Among the parameters we can deduce from incoherent-scatter radar measurements in the thermosphere is the meridional wind - the horizontal neutral wind in the magnetic north-south direction. Since this was first realized in 1967, radar observations have contributed greatly to the study of thermospheric dynamics. At mid and low latitudes, they have shown the important impact that tides propagating upward, from the lower atmosphere, have on the dynamics at F-region altitudes. At high latitudes, radar measurements have demonstrated what effects momentum and energy transfer from the magnetosphere have on the dynamics at F-region altitudes; including local ion drag, equatorward surge near midnight, IMF By, local Joule heating, high-latitude heating, and midnight abatement and reversal. More generally the radar data have been used to confirm basic ideas about the global meridional circulation.
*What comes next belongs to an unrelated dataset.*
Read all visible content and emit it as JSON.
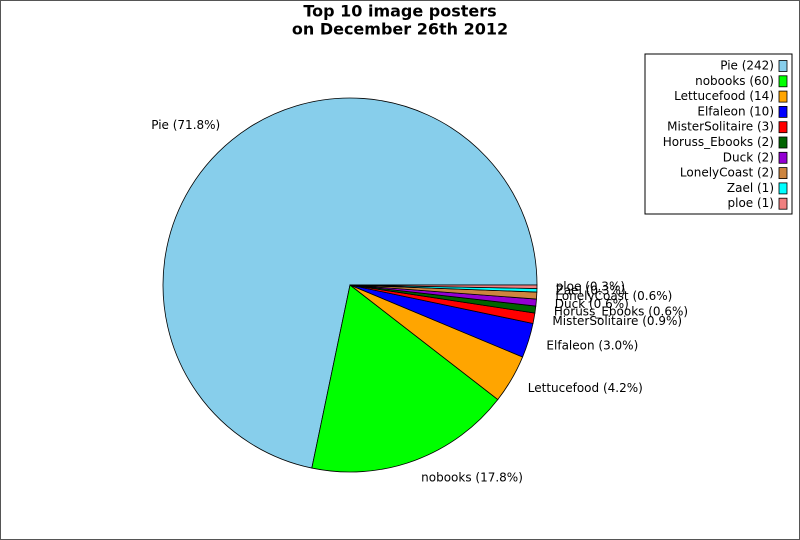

Initially this was done with individual radars; now coordinated observations by a network of radars take data for periods of from one to five days. These global observations provide measurements of the full diurnal pattern at multiple locations as a function of season, magnetic activity, solar cycle, and of many other geophysical parameters. These multiday campaigns have contributed significantly to major ongoing programs such as CEDAR and WITS, and are planned to support future ones, such as STEP. The breadth of these programs is especially significant today. We are entering a new era when radar observations, combined with those from other instruments, can be used in conjunction with major theoretical models to test our quantitative understanding of the myriad physical processes and interactions that give rise to the winds and other geophysical parameters in the upper atmosphere.